On the road to becoming more "corporate," some housing authorities have had to take a hard look at their internal processes, retooling them with an eye toward greater efficiency. In San Antonio, for example, the housing authority's architecture and engineering division uses HUD funding to undertake some $20 million to $30 million a year in major capital improvements. With 50 to 60 projects in the pipeline at any given moment, Braziel said, a traditional bureaucratic approach to contract administration just was not going to get the job done.


"HUD has us under the gun in terms of time," he explained. "We have to spend this money within a certain time frame, which means that my staff cannot go out and administrate all these different contracts. It's just too big. So we go out and hire architects to do that for us, and then all we need to do is keep track of what they are doing. You let the architects know exactly what you want done, but you leave them to the work of actually doing it."

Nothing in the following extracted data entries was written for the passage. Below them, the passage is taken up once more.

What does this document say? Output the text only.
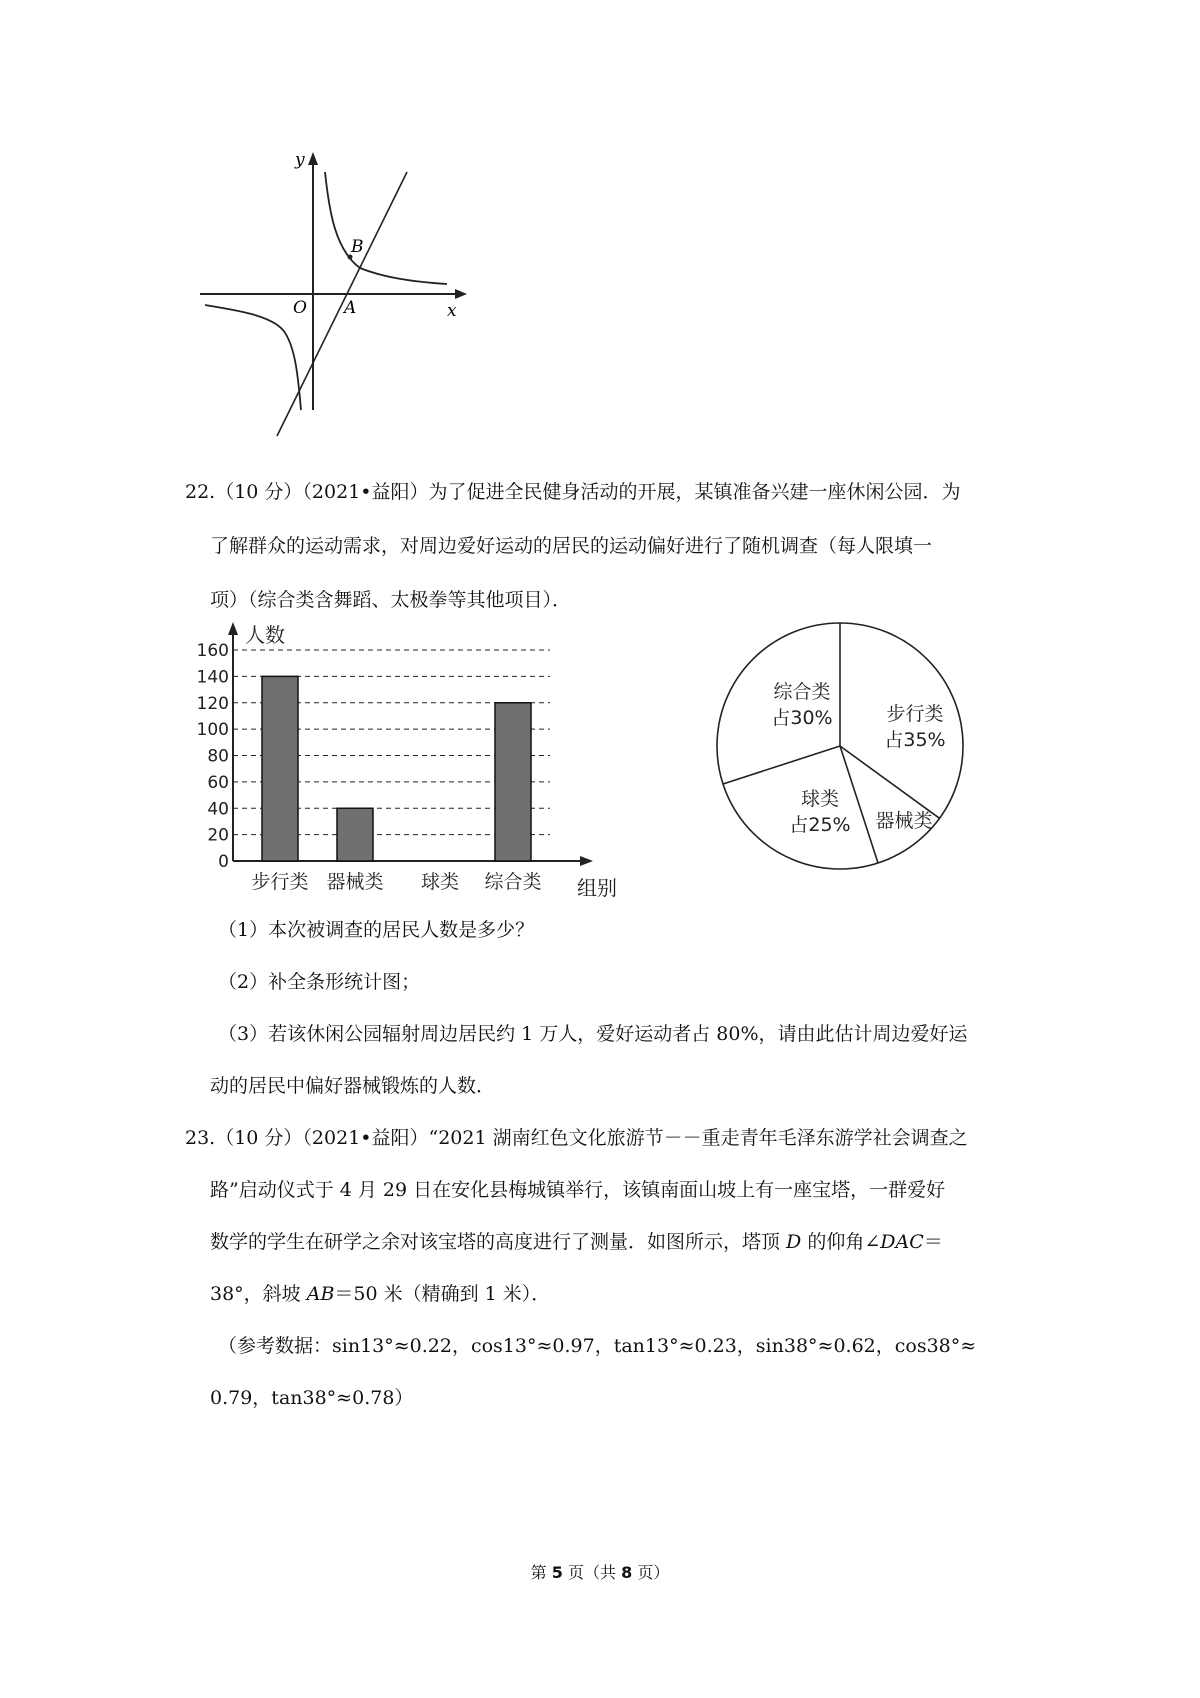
B
A
O	x
y
22.（10 分）（2021•益阳）为了促进全民健身活动的开展，某镇准备兴建一座休闲公园．为
了解群众的运动需求，对周边爱好运动的居民的运动偏好进行了随机调查（每人限填一
项）（综合类含舞蹈、太极拳等其他项目）．
0
20
40
60
80
100
120
140
160
人数
组别
步行类 器械类 球类 综合类
步行类
占35%
器械类
球类
占25%
综合类
占30%
（1）本次被调查的居民人数是多少？
（2）补全条形统计图；
（3）若该休闲公园辐射周边居民约 1 万人，爱好运动者占 80%，请由此估计周边爱好运
动的居民中偏好器械锻炼的人数．
23.（10 分）（2021•益阳）“2021 湖南红色文化旅游节－－重走青年毛泽东游学社会调查之
路”启动仪式于 4 月 29 日在安化县梅城镇举行，该镇南面山坡上有一座宝塔，一群爱好
数学的学生在研学之余对该宝塔的高度进行了测量．如图所示，塔顶 D 的仰角∠DAC＝
38°，斜坡 AB＝50 米（精确到 1 米）．
（参考数据：sin13°≈0.22，cos13°≈0.97，tan13°≈0.23，sin38°≈0.62，cos38°≈
0.79，tan38°≈0.78）
第 5 页（共 8 页）
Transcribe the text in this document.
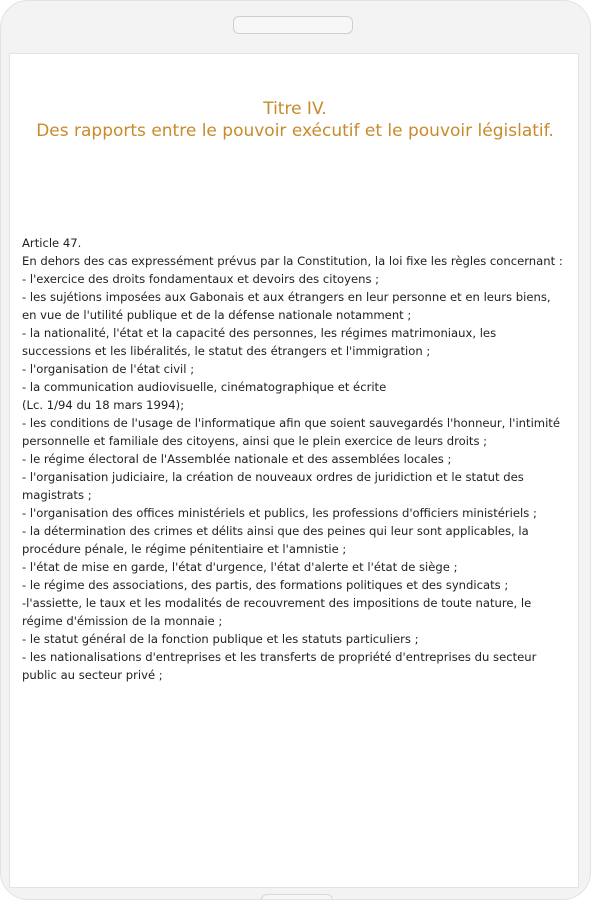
Titre IV.
Des rapports entre le pouvoir exécutif et le pouvoir législatif.
Article 47.
En dehors des cas expressément prévus par la Constitution, la loi fixe les règles concernant :
- l'exercice des droits fondamentaux et devoirs des citoyens ;
- les sujétions imposées aux Gabonais et aux étrangers en leur personne et en leurs biens, en vue de l'utilité publique et de la défense nationale notamment ;
- la nationalité, l'état et la capacité des personnes, les régimes matrimoniaux, les successions et les libéralités, le statut des étrangers et l'immigration ;
- l'organisation de l'état civil ;
- la communication audiovisuelle, cinématographique et écrite
(Lc. 1/94 du 18 mars 1994);
- les conditions de l'usage de l'informatique afin que soient sauvegardés l'honneur, l'intimité personnelle et familiale des citoyens, ainsi que le plein exercice de leurs droits ;
- le régime électoral de l'Assemblée nationale et des assemblées locales ;
- l'organisation judiciaire, la création de nouveaux ordres de juridiction et le statut des magistrats ;
- l'organisation des offices ministériels et publics, les professions d'officiers ministériels ;
- la détermination des crimes et délits ainsi que des peines qui leur sont applicables, la procédure pénale, le régime pénitentiaire et l'amnistie ;
- l'état de mise en garde, l'état d'urgence, l'état d'alerte et l'état de siège ;
- le régime des associations, des partis, des formations politiques et des syndicats ;
-l'assiette, le taux et les modalités de recouvrement des impositions de toute nature, le régime d'émission de la monnaie ;
- le statut général de la fonction publique et les statuts particuliers ;
- les nationalisations d'entreprises et les transferts de propriété d'entreprises du secteur public au secteur privé ;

Yet Apgar and others worry that the emphasis on entrepreneurial thinking could ultimately backfire on agencies that do not tread with due caution. "The fear is that they get so into the bottom line on the development side that they don't take care of business among the low-income units they already have," said Apgar. In order to avoid that trap, "you cannot forget your core operations. Public housing authorities are first and foremost the owners, operators, and managers of thousands of units of public housing-and you still need to do that job well."

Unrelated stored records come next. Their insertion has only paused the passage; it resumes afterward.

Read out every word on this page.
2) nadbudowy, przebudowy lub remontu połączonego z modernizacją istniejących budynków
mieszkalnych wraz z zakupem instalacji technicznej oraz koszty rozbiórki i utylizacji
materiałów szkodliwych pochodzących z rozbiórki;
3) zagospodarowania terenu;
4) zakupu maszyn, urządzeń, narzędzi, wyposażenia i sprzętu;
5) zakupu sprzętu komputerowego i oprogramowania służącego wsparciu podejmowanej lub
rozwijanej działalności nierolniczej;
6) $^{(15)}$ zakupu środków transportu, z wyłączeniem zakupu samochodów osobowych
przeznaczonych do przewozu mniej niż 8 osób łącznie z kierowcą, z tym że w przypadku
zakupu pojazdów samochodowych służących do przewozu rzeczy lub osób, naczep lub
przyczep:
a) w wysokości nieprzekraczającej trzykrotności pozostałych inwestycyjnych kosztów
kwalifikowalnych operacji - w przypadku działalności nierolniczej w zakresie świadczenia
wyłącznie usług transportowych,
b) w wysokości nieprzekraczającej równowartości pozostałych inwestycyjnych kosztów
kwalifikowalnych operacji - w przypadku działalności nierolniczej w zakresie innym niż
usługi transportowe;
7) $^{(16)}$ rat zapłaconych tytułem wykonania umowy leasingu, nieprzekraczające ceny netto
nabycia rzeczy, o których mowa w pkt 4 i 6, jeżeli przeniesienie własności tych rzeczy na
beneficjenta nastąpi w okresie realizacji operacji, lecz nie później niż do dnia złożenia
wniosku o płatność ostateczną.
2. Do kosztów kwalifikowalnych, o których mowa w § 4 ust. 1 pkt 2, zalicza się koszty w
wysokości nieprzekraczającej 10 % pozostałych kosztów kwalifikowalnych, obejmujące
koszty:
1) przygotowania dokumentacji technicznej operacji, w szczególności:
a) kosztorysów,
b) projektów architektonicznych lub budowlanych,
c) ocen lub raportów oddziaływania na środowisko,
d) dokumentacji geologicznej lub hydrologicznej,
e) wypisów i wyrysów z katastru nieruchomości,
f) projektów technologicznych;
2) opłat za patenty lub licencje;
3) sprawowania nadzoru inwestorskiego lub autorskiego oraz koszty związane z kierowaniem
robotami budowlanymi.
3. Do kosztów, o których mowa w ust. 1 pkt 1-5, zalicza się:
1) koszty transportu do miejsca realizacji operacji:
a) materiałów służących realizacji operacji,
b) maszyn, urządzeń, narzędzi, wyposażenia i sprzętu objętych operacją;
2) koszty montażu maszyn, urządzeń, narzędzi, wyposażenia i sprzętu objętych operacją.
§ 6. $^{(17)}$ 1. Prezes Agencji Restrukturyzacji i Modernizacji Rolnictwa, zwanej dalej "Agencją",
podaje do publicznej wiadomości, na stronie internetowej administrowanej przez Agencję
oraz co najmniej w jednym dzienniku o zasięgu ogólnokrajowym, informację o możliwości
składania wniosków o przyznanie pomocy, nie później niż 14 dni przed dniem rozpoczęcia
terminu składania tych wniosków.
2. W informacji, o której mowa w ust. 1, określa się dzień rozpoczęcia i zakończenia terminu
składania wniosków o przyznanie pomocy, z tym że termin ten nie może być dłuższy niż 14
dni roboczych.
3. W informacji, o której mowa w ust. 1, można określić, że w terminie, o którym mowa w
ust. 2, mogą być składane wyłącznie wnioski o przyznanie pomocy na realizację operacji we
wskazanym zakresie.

If you cannot do the basic job, "taking on new business will only exacerbate those problems," he said. "If you don't have the capacity to run a grocery store, you clearly don't have the capacity to run a grocery-store development company. On the other hand, if you really have your act together on the public-housing side, taking on new ventures can only add to those strengths."


Competing effectively


The private sector, too, has raised concerns about the new "corporate" face of public housing. "If you want to use a term like becoming more entrepreneurial,' you have to be careful who you use that term around," says Shannon. "There are some who think that means you are trying to impinge on things the private sector wants to do, and they worry that as a public agency with federal funding and bonding capabilities, that might give you an unfair advantage."

Despite such concerns, both outside observers and housing authority professionals say the overall effort to think more like the private sector ultimately will be a good thing for the nation's housing authorities. "In order for housing authorities to take advantage of the flexibilities being afforded through public housing reform, in order for them to really create alternative income streams, they need to be able to compete more effectively in the capital markets, and taking a more corporate point of view is only going to help them," says Dolber.


Given those fiscal realities, and given too the more widespread bipartisan push to make government more responsive in recent years, those agencies not already moving in the direction of a more corporate structure would do well to begin thinking about the kinds of changes they could make, according to Gentry. "We are talking about effectiveness and efficiency. "This is a trend that has substance to it."